Come rafforzare la cybersecurity integrando il risk management nella governance aziendale: continuità operativa, protezione dei dati e resilienza del business
L’approccio delle organizzazioni alla sicurezza informatica si sta evolvendo. Questo cambio è certamente tecnologico: gli strumenti di detection e rilevamento degli attacchi utilizzano l’intelligenza artificiale, per contrastarne l’uso che ne fanno anche gli attaccanti. Ma il cambio di approccio è soprattutto culturale ed organizzativo, perché – è importante esserne consapevoli – la cybersecurity è soprattutto un problema culturale, prima ancora che tecnico. Questo “cambio di paradigma” è molto evidente anche nelle numerose normative e framework che sono arrivati negli ultimi anni.
Nel NIST Cybersecurity Framework (CSF), di cui è stata pubblicata la versione 2.0 il 26 febbraio 2024, è stata aggiunta una sesta funzione GOVERN (GV) – oltre alle cinque già presenti nella versione precedente – proprio per enfatizzare l’importanza della governance della gestione del rischio di cybersecurity.
Questa funzione GOVERN è descritta così: “La strategia, le aspettative e la politica di gestione del rischio di cybersecurity dell’organizzazione sono stabilite, comunicate e monitorate. Le attività di governance sono fondamentali per incorporare la cybersecurity nella più ampia strategia di gestione del rischio aziendale (ERM) di un’organizzazione”. Anche la Direttiva (UE) 2022/2555, nota come NIS2, pone una forte enfasi sull’importanza della governance nella gestione della cybersecurity. L’art.20 della NIS2 è proprio dedicato nel titolo alla Governance ed al comma 2 recita: “Gli Stati membri provvedono affinché i membri dell’organo di gestione dei soggetti essenziali e importanti siano tenuti a seguire una formazione e incoraggiano i soggetti essenziali e importanti a offrire periodicamente una formazione analoga ai loro dipendenti…”.

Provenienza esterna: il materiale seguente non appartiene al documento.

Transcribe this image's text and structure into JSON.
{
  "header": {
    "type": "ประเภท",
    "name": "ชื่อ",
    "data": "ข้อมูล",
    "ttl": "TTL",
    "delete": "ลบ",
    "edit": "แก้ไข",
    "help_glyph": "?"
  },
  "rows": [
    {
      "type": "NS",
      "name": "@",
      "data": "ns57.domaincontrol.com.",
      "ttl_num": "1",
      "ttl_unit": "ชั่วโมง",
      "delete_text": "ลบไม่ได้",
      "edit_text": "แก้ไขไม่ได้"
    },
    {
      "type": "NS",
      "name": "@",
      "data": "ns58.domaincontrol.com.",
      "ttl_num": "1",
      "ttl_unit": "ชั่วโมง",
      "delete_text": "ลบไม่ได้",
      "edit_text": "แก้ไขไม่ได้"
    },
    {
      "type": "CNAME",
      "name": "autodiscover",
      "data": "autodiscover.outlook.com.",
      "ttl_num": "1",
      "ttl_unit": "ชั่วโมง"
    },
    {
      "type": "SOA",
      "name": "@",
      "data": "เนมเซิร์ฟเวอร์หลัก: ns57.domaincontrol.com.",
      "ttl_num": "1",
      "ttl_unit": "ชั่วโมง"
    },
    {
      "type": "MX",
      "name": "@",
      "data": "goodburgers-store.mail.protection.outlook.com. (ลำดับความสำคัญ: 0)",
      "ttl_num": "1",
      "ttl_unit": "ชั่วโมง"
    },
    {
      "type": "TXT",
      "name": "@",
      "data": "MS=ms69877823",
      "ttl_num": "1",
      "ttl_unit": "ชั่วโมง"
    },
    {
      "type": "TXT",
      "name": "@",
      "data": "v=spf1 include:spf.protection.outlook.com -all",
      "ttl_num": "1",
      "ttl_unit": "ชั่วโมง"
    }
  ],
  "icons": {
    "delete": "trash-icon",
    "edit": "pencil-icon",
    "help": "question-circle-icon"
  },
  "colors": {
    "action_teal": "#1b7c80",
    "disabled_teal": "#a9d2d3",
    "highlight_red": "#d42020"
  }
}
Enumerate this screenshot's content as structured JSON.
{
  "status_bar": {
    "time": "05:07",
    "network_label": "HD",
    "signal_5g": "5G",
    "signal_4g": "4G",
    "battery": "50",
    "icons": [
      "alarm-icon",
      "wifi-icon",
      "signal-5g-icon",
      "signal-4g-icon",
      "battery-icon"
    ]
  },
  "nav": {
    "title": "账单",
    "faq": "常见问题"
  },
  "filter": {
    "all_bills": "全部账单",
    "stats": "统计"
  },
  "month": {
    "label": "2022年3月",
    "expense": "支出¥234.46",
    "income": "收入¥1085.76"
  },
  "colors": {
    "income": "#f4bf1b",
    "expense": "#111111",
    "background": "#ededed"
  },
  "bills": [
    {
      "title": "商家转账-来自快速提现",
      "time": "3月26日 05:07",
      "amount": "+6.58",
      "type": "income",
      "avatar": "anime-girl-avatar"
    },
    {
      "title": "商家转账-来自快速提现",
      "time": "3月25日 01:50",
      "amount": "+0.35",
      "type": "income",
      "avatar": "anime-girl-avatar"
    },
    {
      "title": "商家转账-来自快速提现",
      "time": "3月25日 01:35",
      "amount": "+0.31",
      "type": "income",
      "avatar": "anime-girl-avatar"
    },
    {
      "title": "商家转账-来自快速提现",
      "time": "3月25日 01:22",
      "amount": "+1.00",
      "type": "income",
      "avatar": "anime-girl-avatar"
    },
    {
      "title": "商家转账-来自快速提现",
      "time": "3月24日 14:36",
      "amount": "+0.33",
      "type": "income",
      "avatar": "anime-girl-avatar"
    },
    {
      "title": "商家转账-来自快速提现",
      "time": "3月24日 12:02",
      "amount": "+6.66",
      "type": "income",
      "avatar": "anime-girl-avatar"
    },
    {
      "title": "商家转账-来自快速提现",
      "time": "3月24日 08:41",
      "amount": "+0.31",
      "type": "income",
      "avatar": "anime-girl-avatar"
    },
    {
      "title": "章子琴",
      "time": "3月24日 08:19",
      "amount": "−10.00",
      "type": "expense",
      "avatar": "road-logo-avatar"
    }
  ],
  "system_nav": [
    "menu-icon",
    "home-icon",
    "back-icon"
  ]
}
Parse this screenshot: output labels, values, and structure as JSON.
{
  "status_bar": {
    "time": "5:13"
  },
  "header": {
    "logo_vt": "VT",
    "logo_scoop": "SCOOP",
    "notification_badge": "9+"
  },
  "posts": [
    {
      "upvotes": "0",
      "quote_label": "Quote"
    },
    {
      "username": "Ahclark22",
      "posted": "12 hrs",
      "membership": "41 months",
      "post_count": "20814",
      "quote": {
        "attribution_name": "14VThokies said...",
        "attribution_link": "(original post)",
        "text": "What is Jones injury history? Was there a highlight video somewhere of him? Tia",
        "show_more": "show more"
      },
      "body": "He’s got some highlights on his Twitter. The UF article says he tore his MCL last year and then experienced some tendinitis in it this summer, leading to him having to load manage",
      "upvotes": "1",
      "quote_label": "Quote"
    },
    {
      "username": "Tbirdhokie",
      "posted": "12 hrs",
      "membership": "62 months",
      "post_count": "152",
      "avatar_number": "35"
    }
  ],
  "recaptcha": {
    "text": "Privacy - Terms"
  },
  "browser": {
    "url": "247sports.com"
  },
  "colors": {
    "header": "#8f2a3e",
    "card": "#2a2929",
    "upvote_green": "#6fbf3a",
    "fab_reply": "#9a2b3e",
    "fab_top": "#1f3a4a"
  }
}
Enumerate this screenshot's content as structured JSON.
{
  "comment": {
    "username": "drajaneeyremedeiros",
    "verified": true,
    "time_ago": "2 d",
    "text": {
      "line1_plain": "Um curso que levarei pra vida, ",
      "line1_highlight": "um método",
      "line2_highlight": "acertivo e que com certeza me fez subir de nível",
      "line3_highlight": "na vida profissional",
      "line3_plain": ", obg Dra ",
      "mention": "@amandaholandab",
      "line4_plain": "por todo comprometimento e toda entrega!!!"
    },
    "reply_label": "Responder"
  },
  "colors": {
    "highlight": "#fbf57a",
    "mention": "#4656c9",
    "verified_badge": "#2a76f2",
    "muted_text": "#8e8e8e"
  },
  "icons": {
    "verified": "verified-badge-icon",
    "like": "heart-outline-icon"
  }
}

Questa priorità è richiamata anche nel D.Lgs. 138/2024 con cui l’Italia ha recepito la NIS2. All’art. 23 – Organi di amministrazione e direttivi – si stabilisce esplicitamente che gli organi direttivi dell’azienda “approvano le modalità di implementazione delle misure di gestione dei rischi per la sicurezza informatica e sovrintendono all’implementazione degli obblighi…”. Si aggiunge poi che “sono responsabili delle violazioni di cui al presente decreto” e che sono tenuti a seguire una formazione in materia di sicurezza informatica e che la devono promuovere anche ai loro dipendenti.
Quindi la NIS2 stabilisce in modo inoppugnabile che i vertici aziendali (definiti appunto “organi direttivi”) non possono lasciare la gestione della sicurezza informatica semplicemente ai loro collaboratori tecnici. La cybersecurity deve uscire dagli uffici IT, dove era confinata – e spesso trascurata – per entrare nei consigli d’amministrazione, perché questi devono comprendere l’importanza della cybersecurity e integrarla nella gestione del rischio aziendale e nelle pianificazioni del budget.
Tutto ciò diventa fondamentale per stabilire una strategia chiara, elaborare procedure operative di sicurezza informatica e garantire la coerenza nella gestione della sicurezza a tutti i livelli aziendali. Perché un incidente di cybersecurity non blocca solo i computer, può pregiudicare l’operatività aziendale e quindi avere un impatto importante sul business. Per lo stesso motivo, anche la gestione di risposta degli incidenti – quindi i piani di Incident Response richiesti espressamente dalla NIS2 all’art. 21 – deve essere costruita con il coinvolgimento diretto dei vertici aziendali, che si devono far carico di formalizzare procedure chiare per la gestione delle violazioni di sicurezza e per la comunicazione interna ed esterna.
Una governance aziendale efficace deve integrare la cybersecurity nella strategia globale. Solo una gestione integrata e consapevole dei rischi può garantire la continuità operativa, proteggendo integrità, riservatezza e disponibilità dei dati aziendali da minacce sempre più sofisticate.